Паскаль снял свою мягкую белую шляпу и приветствовал Франческу, поцеловав сначала одну, а затем другую ее руку. С ней он держал себя проще, более искренне, чем с какой-либо другой женщиной. Он любил ее, но никогда не мечтал ухаживать за ней, а потому способен был оценить ее по достоинству.

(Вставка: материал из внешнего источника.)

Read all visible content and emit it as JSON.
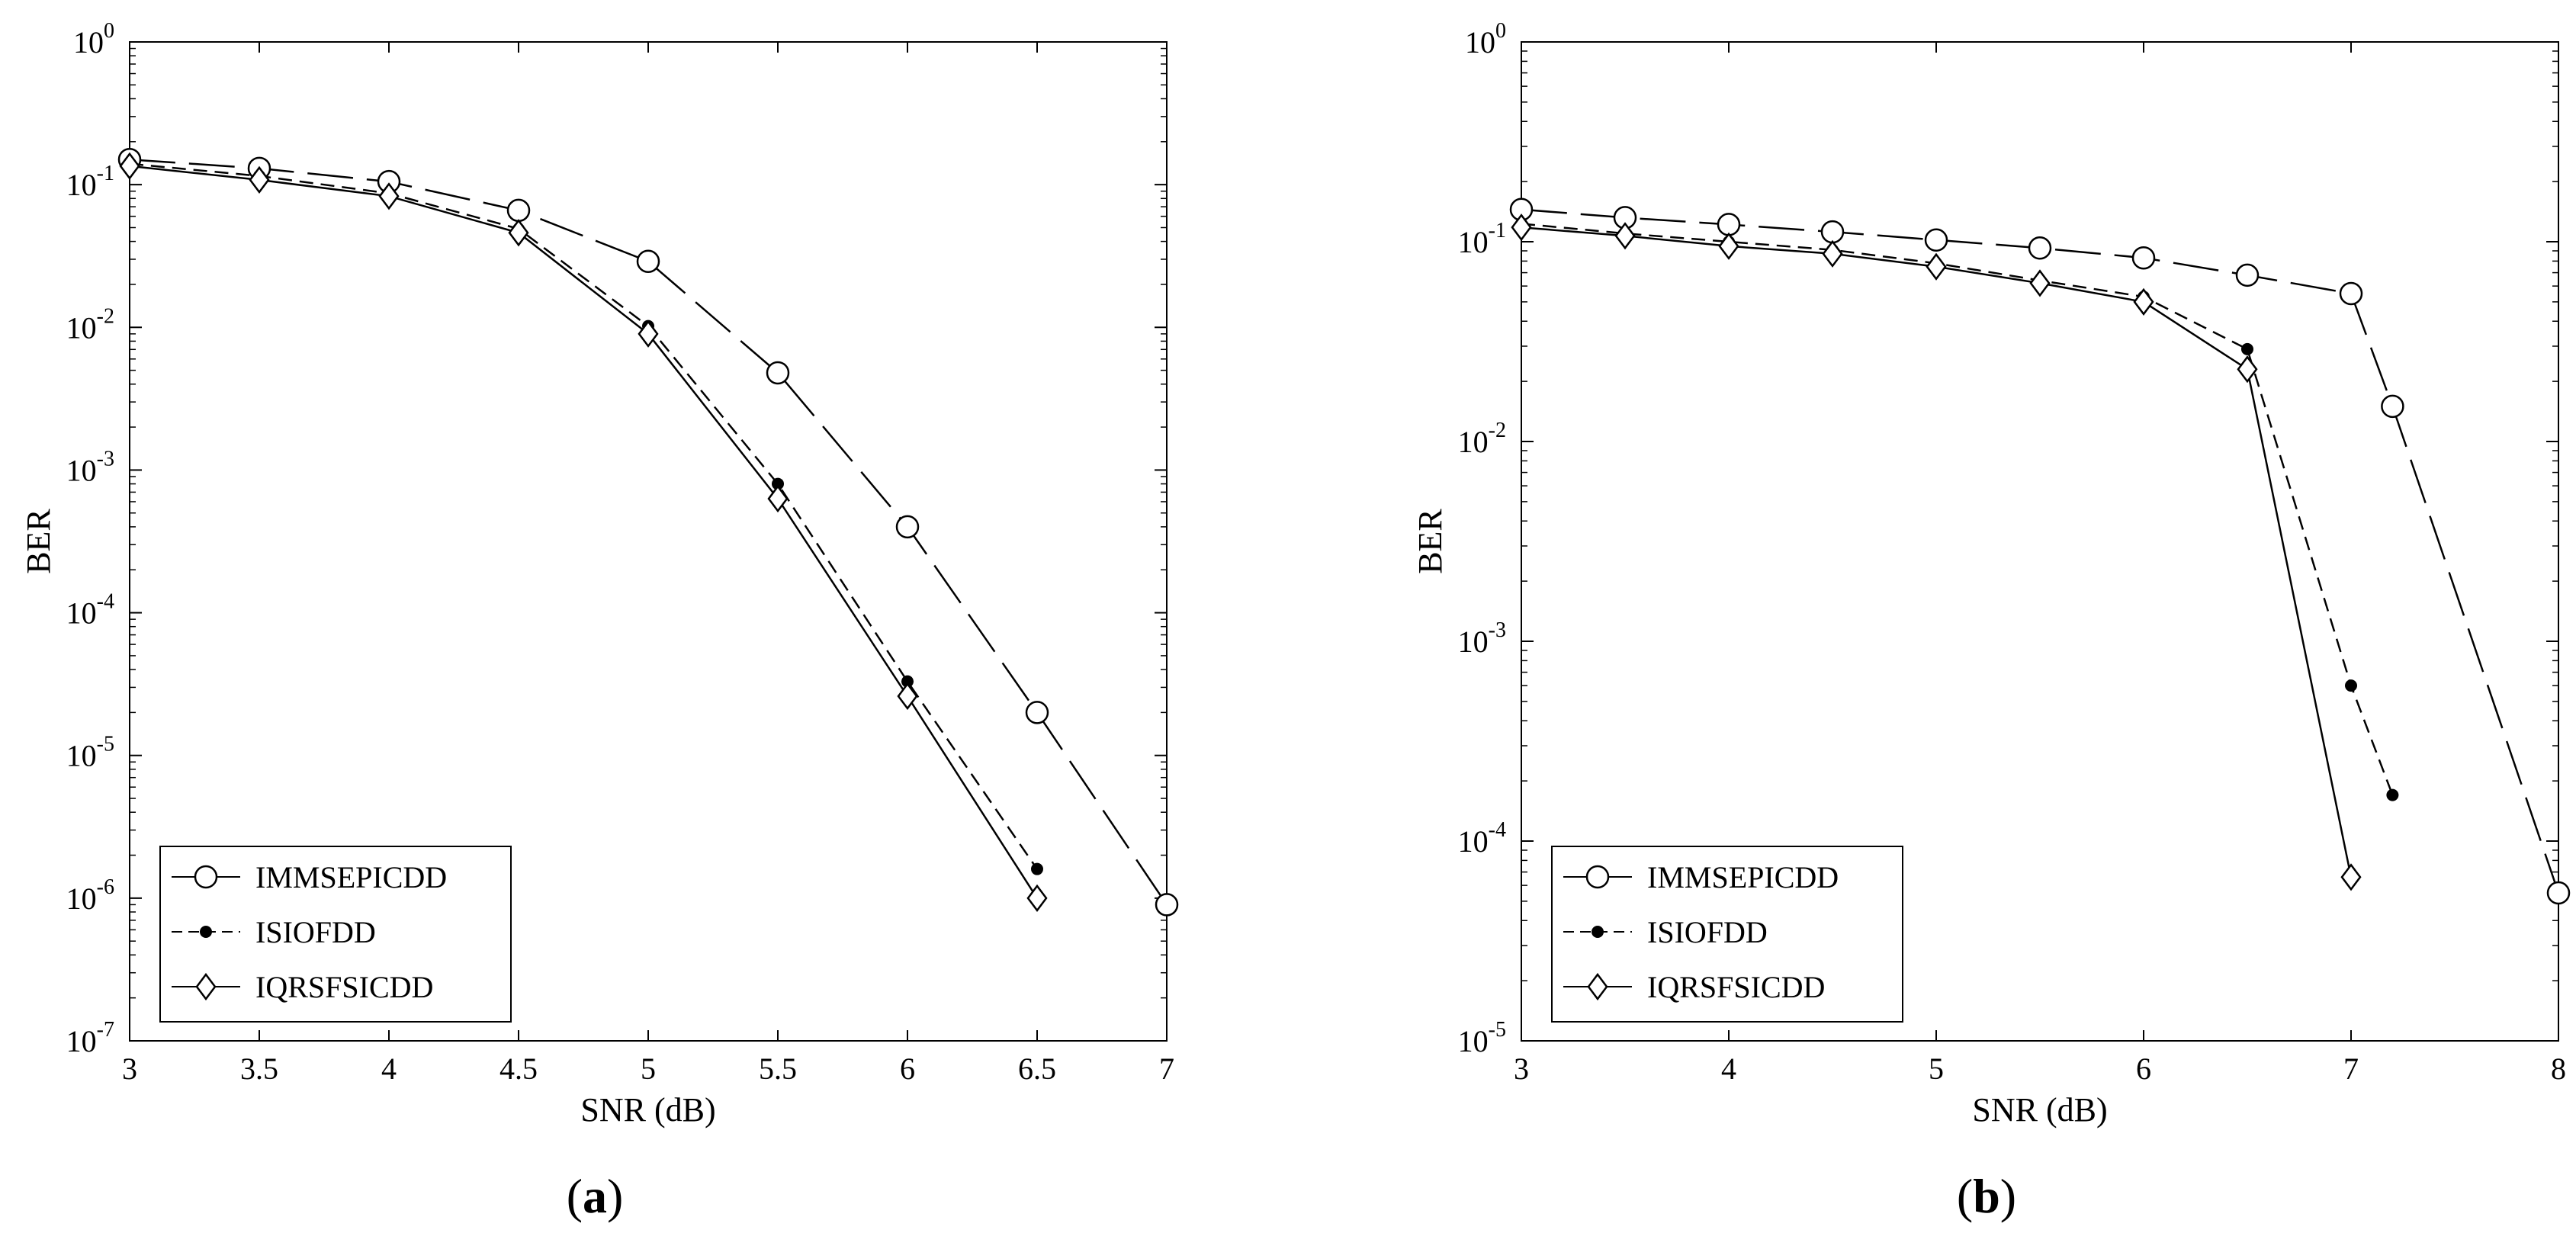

В эту минуту ему было очень жаль ее; в нем было затронуто рыцарское чувство, которое еще не окончательно было подавлено его эгоистическим взглядом на жизнь.
Способность угадывать чужие мысли сразу подсказала ему, что она страдала, о чем также свидетельствовали темные круги под ее прекрасными глазами.
Он прислонился к одной из колонн веранды и любовался своей невесткой.
Франческа была необыкновенно изящна в своем белом тонком платье, которое еще более оттеняло ее стройность, и ему доставляло удовольствие смотреть на ее силуэт на фоне розовых гераней, отсвет которых, казалось, отражался на ее светлых, золотистых волосах; в ней была какая-то особая сила, которая одновременно манила и заставляла быть почтительным.
Паскаль думал: «Она принадлежит к тому разряду женщин, в которых мужчины влюбляются и которым женщины завидуют».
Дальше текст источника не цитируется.